Dalam merumuskan konsepsi maqashid al-syari’ah, fokus utamanya adalah untuk mencapai maslahah dan menghindari mafsadah. Menurut Imam al-Ghazali, maslahah didefinisikan sebagai sabili al-ibtida’, yaitu upaya untuk mencapai kesejahteraan. Upaya menuju kesejahteraan haruslah selalu diiringi dengan usaha untuk menghindari timbulnya kerusakan. Jika kesejahteraan dicapai dengan cara yang menimbulkan kerusakan, maka hal tersebut tidak dapat disebut sebagai keberhasilan dalam mencapainya.
Dalam konteks fiqih kedokteran, maslahah diartikan sebagai apa pun yang dapat membawa keadaan yang baik. Secara terminologi, Al Ghazali mendefinisikan maslahah sebagai menarik manfaat dan menolak kemudlaratan atau kerusakan. Oleh karena itu, esensi dari maslahah sejatinya adalah untuk mendatangkan manfaat dan menghindari segala bentuk kerusakan.

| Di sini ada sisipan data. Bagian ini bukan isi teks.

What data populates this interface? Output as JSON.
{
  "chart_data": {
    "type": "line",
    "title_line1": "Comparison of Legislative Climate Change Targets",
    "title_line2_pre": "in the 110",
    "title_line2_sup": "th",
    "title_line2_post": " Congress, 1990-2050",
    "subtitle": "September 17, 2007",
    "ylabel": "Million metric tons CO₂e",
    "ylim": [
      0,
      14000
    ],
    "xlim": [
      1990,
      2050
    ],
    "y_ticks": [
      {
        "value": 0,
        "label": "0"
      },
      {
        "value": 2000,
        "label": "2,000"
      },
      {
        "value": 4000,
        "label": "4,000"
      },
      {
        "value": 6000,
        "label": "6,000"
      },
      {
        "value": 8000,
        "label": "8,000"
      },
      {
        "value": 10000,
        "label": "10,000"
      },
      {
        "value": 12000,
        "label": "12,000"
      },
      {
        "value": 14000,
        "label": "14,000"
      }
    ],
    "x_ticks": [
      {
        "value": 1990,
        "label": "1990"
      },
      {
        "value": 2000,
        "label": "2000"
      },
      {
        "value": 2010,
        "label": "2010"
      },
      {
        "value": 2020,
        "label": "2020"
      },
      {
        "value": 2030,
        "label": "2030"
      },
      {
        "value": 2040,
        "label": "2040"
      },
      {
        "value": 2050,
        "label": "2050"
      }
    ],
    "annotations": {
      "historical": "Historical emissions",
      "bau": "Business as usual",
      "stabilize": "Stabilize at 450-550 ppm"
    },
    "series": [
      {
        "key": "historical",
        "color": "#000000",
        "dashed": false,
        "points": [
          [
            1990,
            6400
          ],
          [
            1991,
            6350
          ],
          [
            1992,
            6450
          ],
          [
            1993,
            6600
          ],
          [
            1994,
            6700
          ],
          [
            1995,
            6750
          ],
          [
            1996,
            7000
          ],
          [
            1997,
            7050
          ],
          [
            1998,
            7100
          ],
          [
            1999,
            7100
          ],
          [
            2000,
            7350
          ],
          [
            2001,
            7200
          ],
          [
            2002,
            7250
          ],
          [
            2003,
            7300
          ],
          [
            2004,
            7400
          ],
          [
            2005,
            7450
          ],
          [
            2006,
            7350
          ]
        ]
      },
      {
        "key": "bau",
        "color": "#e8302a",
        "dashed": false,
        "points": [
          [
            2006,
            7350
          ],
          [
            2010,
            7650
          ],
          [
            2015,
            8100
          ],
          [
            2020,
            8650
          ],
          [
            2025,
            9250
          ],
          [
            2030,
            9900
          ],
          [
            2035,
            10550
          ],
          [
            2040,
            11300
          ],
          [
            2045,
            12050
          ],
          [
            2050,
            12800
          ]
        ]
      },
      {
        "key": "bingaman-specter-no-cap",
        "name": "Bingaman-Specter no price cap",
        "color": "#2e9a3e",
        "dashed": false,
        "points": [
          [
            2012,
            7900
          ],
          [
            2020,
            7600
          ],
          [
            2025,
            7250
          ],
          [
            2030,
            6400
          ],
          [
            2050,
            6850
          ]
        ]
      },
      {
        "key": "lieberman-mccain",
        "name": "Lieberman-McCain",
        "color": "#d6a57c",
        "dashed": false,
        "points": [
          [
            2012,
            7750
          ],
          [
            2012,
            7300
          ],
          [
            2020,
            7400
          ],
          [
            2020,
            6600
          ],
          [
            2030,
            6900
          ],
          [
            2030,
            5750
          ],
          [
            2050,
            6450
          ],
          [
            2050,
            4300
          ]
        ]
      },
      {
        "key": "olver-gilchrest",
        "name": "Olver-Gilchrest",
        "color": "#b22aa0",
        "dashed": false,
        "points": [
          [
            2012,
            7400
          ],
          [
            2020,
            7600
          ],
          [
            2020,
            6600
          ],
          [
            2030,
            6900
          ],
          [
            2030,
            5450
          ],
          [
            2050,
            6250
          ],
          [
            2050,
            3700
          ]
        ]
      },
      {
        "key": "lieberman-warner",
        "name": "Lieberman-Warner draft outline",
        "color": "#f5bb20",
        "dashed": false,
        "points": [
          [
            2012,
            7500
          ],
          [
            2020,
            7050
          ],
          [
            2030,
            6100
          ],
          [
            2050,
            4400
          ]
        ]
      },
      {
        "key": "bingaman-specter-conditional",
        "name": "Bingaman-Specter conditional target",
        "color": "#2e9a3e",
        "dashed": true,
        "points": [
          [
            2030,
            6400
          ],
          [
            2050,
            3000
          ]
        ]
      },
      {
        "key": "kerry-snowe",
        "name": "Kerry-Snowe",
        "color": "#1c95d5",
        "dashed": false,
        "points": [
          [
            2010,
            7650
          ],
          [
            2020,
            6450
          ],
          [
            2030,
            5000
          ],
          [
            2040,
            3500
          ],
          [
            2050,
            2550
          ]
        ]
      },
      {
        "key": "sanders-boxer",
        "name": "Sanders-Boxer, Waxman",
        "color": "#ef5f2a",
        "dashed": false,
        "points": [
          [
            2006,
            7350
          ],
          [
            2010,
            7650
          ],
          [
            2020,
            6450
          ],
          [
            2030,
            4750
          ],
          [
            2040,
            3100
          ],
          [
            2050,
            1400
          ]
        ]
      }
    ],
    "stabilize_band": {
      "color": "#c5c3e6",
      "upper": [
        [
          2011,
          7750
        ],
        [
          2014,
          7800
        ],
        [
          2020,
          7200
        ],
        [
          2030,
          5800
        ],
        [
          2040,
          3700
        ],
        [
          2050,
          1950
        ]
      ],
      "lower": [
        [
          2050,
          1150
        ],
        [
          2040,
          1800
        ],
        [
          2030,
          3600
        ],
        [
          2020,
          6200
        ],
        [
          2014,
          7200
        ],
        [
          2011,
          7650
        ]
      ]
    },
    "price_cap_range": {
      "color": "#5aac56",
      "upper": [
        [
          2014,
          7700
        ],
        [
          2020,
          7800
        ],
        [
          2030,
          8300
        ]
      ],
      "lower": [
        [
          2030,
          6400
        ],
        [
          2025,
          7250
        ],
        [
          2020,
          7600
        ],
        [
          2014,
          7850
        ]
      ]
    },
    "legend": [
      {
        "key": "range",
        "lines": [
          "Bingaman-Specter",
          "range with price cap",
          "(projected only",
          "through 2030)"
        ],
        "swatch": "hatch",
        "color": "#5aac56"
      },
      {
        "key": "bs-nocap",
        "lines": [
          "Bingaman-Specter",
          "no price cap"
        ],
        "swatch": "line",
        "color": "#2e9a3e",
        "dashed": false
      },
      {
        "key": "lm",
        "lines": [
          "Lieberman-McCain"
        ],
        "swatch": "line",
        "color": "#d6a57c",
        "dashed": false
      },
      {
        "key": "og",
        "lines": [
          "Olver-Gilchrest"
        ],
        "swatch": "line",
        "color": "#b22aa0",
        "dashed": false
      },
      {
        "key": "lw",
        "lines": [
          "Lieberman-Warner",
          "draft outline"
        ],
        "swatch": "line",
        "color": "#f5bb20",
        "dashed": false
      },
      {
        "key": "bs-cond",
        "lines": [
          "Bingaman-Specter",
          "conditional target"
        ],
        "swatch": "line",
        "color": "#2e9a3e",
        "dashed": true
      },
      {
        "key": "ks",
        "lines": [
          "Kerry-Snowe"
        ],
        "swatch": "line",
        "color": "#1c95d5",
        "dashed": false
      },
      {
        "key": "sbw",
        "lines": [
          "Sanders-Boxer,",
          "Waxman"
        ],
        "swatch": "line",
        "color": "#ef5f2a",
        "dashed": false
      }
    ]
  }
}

Ada tiga pendekatan dalam menggali hukum problematika kekinian terkait dengan maqashid al-syari’ah. Pertama, ulama yang berpedoman pada nash secara harfiah tanpa mempertimbangkan maslahah lainnya. Kedua, ulama yang mencoba menggali maqashid al-syari’ah berdasarkan nash, kemudian menetapkan hukum berdasarkan ‘illat hukumnya. Terakhir, ulama yang berusaha menggali hukum tanpa berdasarkan dalil syara’ guna menjaga kebenaran maqâshid al-syarî’ah yang diakui oleh syara’.
Pentingnya memperhatikan maqâshid dalam hukum tercermin dalam penjagaan terhadap nyawa, akal, kehormatan, agama, dan nasab. Setiap ulama memiliki pandangan stratifikasi yang berbeda terkait dengan kewajiban penjagaan tersebut, yang akan berdampak besar pada hukum yang dihasilkan. Oleh karena itu, pemahaman yang mendalam terhadap fiqih maqâshid sangat penting agar tidak terjerumus dalam kesalahan pemahaman hukum.
Hukum harus memberikan perhatian yang besar terhadap usaha untuk mencapai kemaslahatan dan menghindari kerusakan. Sistematisasi pemahaman ini akan membantu dalam merumuskan keputusan hukum yang tepat dan sesuai dengan prinsip-prinsip syari’ah.